The backstop will see regulatory alignment maintained across the island of Ireland so that goods and livestock can continue to move seamlessly between jurisdictions.
If the House of Commons refuses to endorse the deal then Ireland will be expected to protect the EU’s single market through customs and veterinary checks on products entering from the UK.
The Government is trying to assure EU colleagues that this can be done at the “point of arrival” rather than at the Border. This would most likely involve inspections taking place at farms and factories.
However, sources said there is still a high level of scepticism at EU level about whether such measures would be sufficient.
Both Irish and EU officials are still hoping that the House of Commons will approve the Withdrawal Agreement in return for changes to the political declaration on the future of EU/UK relations.
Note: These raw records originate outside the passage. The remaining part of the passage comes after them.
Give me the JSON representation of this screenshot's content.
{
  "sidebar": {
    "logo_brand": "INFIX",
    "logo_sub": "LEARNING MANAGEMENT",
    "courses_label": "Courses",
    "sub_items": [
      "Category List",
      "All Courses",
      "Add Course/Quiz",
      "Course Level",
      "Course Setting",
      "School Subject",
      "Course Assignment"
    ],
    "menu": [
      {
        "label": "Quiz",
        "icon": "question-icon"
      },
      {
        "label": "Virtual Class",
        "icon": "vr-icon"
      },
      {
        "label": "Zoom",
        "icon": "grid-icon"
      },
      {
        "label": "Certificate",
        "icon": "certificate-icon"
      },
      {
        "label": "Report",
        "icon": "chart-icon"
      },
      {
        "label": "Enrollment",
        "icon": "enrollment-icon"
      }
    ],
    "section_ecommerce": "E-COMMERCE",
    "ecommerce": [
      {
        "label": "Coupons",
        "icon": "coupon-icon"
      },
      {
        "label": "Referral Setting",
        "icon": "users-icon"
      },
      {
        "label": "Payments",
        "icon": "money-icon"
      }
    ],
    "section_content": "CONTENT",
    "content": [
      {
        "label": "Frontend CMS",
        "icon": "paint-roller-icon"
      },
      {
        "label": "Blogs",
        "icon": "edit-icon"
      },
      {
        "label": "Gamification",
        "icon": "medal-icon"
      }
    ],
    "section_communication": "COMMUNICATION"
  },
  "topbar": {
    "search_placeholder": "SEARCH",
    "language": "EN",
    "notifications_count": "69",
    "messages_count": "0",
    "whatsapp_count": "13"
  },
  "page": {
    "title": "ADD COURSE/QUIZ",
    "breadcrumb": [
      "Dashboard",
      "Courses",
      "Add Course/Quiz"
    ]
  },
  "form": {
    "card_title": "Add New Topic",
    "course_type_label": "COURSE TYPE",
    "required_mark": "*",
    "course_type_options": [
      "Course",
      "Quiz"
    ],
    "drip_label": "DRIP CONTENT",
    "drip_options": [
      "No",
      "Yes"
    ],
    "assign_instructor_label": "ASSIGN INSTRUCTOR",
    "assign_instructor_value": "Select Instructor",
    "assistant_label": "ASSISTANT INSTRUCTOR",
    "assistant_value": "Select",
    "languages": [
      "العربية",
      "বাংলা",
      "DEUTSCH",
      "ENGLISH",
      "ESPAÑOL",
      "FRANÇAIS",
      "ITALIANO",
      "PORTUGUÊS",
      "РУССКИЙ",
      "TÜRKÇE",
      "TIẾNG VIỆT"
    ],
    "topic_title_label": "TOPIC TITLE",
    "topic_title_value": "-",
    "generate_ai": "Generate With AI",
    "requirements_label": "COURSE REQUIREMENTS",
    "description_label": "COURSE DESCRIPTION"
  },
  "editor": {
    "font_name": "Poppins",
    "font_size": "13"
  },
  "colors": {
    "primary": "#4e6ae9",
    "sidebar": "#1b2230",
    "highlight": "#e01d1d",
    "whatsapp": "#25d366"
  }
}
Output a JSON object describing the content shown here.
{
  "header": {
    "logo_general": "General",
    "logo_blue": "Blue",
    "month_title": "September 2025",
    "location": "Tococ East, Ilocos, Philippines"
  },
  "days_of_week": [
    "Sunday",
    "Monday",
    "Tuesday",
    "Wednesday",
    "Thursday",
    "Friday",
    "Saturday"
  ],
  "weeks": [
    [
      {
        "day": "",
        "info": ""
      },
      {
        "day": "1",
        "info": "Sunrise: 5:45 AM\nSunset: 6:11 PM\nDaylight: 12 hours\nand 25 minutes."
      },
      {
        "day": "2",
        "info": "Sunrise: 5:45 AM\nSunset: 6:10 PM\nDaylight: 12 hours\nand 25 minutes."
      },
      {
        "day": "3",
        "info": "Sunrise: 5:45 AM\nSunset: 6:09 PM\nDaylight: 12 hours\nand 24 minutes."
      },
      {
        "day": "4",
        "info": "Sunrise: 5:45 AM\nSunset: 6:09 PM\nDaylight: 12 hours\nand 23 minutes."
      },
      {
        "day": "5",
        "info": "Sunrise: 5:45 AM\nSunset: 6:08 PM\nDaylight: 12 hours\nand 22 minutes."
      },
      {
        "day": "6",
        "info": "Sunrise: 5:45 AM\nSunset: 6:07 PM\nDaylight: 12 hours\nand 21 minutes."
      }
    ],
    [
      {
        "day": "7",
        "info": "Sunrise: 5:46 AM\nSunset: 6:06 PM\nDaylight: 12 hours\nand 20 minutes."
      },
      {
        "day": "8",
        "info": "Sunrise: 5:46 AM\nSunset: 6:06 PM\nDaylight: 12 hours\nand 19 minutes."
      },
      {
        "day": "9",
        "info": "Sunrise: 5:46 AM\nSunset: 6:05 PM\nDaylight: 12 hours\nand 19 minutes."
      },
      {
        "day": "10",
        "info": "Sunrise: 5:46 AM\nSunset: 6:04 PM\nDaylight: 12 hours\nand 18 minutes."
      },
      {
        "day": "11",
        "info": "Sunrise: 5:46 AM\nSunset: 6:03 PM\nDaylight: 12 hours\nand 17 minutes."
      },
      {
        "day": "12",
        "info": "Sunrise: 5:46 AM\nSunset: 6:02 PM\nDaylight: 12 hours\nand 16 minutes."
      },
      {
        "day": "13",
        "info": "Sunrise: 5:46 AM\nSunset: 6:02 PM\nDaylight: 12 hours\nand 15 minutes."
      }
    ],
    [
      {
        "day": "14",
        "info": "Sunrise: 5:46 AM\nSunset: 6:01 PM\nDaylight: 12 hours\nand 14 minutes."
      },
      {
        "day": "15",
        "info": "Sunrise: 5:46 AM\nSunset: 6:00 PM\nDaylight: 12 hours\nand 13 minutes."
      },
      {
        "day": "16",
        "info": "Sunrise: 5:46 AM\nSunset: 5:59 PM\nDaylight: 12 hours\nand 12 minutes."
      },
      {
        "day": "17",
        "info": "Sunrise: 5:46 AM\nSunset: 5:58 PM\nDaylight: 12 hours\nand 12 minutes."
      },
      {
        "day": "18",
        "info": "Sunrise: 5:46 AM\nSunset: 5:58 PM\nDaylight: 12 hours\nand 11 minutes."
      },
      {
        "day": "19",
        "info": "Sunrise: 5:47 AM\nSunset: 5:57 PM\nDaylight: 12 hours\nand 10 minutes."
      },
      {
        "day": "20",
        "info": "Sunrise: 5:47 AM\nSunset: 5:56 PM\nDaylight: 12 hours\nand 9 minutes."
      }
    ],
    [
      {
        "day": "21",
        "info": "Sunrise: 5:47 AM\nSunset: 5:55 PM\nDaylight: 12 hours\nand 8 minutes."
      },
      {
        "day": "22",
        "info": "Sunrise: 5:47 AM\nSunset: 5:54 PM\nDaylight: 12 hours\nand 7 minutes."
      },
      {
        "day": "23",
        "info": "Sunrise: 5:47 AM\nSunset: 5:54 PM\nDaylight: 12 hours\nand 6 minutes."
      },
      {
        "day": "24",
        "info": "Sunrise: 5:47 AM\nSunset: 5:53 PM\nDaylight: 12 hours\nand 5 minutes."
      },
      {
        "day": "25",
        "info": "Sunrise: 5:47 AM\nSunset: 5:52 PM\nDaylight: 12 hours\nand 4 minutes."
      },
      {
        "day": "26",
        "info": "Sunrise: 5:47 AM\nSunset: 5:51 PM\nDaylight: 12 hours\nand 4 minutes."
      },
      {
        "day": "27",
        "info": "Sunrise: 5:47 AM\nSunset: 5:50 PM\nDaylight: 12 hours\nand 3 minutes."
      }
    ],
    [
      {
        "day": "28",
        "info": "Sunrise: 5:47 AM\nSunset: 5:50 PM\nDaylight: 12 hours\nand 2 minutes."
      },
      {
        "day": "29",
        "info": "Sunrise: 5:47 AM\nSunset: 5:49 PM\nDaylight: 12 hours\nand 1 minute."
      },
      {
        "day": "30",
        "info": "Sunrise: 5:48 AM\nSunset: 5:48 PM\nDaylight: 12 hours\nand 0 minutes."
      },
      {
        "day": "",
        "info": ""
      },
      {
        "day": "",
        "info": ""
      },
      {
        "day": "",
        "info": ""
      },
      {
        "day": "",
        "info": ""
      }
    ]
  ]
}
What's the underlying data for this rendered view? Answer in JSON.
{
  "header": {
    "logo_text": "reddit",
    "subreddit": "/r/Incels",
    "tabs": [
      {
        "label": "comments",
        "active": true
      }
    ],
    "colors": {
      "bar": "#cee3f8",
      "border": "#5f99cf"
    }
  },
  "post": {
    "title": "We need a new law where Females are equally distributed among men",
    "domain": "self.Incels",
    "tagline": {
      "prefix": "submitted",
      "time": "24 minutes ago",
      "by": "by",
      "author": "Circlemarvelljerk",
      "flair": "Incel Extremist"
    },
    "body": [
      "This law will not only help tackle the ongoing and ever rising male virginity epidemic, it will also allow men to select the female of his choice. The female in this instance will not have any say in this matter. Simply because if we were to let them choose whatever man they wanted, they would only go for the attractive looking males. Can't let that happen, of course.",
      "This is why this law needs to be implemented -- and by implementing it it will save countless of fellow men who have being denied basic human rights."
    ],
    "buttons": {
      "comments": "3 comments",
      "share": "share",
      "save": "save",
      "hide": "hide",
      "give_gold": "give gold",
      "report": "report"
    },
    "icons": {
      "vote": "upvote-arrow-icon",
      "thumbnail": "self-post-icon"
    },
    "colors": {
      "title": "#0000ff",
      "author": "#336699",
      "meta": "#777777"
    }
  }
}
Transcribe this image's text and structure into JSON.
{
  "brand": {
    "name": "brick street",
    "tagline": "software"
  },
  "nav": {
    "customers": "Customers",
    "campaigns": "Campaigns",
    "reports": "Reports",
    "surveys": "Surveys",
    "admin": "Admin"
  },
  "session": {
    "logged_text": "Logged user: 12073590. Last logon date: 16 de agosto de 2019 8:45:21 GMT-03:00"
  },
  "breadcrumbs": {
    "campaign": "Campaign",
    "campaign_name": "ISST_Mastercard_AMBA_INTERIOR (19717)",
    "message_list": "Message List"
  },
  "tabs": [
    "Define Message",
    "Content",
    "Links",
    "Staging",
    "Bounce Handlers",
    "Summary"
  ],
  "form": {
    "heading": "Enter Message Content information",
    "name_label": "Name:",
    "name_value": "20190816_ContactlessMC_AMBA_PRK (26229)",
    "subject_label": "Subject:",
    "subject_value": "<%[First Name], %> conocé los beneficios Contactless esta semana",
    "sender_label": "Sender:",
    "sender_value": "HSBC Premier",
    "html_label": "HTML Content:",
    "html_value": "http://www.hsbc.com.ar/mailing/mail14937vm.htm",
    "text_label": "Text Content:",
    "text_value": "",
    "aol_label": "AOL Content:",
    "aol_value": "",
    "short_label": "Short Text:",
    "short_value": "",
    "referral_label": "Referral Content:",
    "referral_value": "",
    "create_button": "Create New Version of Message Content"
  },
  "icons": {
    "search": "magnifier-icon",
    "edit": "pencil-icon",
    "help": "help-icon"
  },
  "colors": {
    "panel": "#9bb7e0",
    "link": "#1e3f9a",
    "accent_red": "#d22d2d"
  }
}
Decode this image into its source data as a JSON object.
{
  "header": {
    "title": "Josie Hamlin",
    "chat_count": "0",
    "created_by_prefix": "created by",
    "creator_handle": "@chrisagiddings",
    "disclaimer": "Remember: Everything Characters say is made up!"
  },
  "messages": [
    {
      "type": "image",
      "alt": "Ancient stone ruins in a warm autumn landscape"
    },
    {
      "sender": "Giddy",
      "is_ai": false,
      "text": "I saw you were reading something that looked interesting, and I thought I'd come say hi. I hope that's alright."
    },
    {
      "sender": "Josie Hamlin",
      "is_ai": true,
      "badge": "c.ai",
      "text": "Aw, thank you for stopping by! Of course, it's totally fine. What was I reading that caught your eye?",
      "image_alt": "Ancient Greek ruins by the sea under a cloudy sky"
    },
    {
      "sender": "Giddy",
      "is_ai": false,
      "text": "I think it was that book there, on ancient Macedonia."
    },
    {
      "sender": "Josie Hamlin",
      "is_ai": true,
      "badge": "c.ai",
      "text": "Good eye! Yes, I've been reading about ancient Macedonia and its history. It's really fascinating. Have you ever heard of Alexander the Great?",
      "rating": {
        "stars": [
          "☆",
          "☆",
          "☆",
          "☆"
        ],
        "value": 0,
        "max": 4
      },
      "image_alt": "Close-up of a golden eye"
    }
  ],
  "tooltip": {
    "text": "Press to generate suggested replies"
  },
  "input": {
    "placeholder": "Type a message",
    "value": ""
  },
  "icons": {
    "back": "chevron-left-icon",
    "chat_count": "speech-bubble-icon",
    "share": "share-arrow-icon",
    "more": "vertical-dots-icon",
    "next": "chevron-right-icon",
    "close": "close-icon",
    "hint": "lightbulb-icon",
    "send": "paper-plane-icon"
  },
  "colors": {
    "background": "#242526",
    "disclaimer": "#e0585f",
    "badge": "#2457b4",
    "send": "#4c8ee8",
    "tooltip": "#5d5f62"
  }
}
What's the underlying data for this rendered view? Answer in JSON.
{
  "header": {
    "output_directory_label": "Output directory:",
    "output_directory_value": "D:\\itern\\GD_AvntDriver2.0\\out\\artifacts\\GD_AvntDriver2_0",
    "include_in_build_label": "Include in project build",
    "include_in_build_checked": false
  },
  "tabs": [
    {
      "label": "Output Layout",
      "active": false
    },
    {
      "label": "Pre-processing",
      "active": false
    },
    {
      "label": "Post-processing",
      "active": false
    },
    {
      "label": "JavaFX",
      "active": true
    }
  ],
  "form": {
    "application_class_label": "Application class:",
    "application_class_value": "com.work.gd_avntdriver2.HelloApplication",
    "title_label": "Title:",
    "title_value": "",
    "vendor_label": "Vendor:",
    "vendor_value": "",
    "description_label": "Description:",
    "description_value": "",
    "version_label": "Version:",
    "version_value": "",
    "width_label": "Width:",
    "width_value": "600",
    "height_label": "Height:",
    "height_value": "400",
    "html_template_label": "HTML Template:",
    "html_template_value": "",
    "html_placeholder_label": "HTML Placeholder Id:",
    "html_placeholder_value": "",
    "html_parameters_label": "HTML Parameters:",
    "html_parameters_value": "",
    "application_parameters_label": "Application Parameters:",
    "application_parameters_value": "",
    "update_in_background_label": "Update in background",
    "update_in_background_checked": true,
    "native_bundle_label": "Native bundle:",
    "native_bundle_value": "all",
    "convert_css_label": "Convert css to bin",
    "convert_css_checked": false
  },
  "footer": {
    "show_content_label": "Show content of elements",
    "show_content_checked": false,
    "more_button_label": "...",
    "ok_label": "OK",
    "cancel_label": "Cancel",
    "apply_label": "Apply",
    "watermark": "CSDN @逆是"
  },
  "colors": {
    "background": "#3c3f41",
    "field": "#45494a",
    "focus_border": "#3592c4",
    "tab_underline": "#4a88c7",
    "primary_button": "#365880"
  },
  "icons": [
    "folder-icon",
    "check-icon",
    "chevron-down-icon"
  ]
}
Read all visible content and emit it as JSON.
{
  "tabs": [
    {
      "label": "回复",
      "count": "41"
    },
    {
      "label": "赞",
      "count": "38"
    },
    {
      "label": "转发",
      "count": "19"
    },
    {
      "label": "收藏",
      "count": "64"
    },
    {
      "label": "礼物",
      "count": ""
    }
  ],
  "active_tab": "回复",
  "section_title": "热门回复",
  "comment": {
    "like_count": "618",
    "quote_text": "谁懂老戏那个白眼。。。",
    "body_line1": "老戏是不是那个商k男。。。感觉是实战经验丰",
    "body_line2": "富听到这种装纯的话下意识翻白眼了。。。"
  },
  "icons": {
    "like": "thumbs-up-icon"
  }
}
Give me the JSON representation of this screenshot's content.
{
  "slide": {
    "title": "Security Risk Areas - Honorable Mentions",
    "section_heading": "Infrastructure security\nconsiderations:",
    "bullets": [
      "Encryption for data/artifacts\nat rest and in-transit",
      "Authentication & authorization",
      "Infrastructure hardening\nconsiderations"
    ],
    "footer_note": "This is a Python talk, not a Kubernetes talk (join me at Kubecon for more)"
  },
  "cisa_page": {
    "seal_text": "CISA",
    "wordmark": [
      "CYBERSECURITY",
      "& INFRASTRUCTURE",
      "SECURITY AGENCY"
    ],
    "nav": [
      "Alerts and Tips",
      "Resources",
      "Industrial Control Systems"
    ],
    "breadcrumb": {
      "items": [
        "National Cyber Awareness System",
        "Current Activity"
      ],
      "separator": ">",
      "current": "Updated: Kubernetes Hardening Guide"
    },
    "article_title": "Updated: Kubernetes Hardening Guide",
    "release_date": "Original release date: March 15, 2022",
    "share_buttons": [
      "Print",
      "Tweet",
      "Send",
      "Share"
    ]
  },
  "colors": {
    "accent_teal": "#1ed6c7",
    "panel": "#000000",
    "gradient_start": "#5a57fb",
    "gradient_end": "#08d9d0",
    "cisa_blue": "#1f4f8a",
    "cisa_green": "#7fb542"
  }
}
In her first comments on the situation since being nominated to replace Jean-Claude Juncker as head of the commission, Ms Von der Leyen told British MEPs: “I think it’s a good deal, but it is your responsibility and your noble task to sort this out.”
In a statement clearly aimed at the Conservative Party leadership contenders, Boris Johnson and Jeremy Hunt, she said the tone and attitude with which Brexit happens were crucial.
“Brexit is not the end of something, Brexit is the beginning of future relations and it’s of absolute importance that we have good co-operation,” the German politician said.
Speaking about the impact on Ireland, she said: “I think the backstop is of utmost importance and we absolutely know how crucial this non-existent Border is for you.
“Having the backstop in the Brexit deal is precious, important and has to be defended.”
Taoiseach Leo Varadkar has not yet met with Ms Von der Leyen but is expected to have an introductory phonecall in the coming days.
He told the Dáil yesterday that he believes she will back the EU’s solidarity with Ireland on Brexit.
“I am confident that she will stick to what she has said in the past, particularly about Brexit and the backstop.
“I am confident that she will be in line with the political programme of the EPP which is the one her party signed up to,” Mr Varadkar said.
The Taoiseach added that he wants to speak to her about what portfolio Ireland’s nominee in the new commission will receive. There has been speculation Phil Hogan wants to be put in charge of trade.
But Mr Varadkar said: “I have not sought or received any promises on them. I know it is difficult for a small country to get an influential portfolio. I will be working hard to ensure that our commissioner gets an influential portfolio.”
Meanwhile, a new report suggests at least 40,000 jobs in the North could be at risk in the event of a no-deal Brexit.
The study, which is published by the UK’s Department for the Economy, warned that exports to the Republic of Ireland could fall by between 11pc and 19pc.